Gracie Pfau '21, an investment group member and business administration major, also observed that in her classes male students were more likely than females to raise their hand to ask or answer questions. "We usually let other people go first," says Pfau, pictured at left.
Pfau and other upper-division business students decided to address these issues by creating Women in Finance, a chartered club that seeks to build sustainable confidence through competence. "At its heart, WIF is women teaching women in a supportive environment," says Keig, the club's faculty advisor.
With a grant from the Whitworth Women's Leadership Network, club officers built a reusable curriculum that they began teaching in a weekly class. Each unit includes basic and advanced levels, providing challenging material for all participants.
Last fall, students from a variety of majors learned how to read a 10-K annual report, with units delving into each of the report's financial statements. "The most important piece we wanted them to take away is how these are all interconnected," says Pfau, the president of WIF. "The younger students are really eager to learn, and this is like a jump-start to the upper-division classes."
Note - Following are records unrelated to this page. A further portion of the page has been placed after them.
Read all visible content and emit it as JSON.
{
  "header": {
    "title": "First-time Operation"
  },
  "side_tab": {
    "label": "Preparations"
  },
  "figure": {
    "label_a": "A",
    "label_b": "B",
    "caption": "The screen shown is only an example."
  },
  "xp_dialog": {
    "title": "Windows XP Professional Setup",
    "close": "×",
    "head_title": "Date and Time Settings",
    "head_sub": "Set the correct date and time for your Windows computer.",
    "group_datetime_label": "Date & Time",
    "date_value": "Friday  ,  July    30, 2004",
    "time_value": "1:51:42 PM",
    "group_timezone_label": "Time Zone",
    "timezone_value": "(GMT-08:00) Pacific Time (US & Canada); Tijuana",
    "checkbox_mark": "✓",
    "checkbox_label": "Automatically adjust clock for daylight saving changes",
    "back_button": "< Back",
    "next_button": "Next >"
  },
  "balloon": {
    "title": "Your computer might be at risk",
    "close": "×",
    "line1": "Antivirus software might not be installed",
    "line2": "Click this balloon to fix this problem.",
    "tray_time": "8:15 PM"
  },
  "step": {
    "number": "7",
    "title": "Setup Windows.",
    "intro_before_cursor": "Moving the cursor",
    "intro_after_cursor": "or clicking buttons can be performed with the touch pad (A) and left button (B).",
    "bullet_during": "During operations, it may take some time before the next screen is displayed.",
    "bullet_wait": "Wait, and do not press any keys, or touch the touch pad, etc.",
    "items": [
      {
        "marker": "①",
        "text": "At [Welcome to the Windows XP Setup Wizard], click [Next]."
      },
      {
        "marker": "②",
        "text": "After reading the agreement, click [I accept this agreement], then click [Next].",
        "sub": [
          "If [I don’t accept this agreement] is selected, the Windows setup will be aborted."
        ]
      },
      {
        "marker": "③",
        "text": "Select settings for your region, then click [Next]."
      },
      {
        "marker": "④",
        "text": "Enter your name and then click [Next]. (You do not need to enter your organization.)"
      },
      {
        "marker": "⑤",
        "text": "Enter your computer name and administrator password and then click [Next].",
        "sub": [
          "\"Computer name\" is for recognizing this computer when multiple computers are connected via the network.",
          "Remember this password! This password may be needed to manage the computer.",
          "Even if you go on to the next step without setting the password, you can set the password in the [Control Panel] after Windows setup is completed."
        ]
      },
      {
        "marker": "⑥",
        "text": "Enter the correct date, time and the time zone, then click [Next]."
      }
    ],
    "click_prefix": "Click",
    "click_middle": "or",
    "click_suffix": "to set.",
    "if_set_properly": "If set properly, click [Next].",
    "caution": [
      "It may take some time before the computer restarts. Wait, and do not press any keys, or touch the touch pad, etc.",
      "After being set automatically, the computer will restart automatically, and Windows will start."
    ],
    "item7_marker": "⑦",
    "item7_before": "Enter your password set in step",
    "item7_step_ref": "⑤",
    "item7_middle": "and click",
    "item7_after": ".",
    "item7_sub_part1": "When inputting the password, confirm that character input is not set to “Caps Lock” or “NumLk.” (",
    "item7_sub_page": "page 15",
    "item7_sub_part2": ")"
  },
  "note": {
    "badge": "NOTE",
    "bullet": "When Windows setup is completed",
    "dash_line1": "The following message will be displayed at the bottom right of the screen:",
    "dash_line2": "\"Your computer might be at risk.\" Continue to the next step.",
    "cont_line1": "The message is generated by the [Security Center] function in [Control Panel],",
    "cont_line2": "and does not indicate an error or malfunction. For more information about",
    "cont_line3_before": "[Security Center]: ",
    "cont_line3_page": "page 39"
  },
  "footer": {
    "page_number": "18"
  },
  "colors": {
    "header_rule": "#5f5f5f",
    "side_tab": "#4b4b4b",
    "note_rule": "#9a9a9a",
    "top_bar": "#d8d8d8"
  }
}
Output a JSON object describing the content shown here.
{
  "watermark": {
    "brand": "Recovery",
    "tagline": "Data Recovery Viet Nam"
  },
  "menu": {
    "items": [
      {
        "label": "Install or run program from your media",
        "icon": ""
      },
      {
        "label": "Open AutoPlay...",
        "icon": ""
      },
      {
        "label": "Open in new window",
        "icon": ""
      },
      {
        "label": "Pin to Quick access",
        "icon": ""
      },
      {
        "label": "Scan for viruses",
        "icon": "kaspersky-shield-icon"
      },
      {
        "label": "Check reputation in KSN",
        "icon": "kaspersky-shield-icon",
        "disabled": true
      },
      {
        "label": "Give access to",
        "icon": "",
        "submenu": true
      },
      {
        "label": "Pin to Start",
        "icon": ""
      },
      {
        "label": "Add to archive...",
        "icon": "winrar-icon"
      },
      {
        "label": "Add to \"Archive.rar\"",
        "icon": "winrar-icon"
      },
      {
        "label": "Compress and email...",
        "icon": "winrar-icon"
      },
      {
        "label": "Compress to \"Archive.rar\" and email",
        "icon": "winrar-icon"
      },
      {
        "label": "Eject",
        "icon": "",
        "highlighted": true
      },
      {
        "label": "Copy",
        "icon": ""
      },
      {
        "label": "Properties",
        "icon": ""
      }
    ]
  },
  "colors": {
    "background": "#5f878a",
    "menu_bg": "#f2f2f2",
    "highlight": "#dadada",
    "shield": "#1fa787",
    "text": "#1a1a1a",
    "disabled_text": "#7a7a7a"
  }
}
For spring 2021, WIF moved from a classroom to a computer lab, where the students collaborated with Assistant Professor of Math & Computer Science Qian Mao to learn Python, a programming language that is used for business analytics. "The financial and technical worlds are starting to merge," Pfau says, "and it looks really good on your résumé if you know how to code."
Pfau will soon begin her career in the finance industry, where gender inequality prevails, particularly in senior roles. But she has developed the skills and the confidence to excel. She wants the same for the members of WIF. "With resources and knowledge, they'll be on a similar playing field to the guys," she says, "and hopefully that'll get them to raise their hand."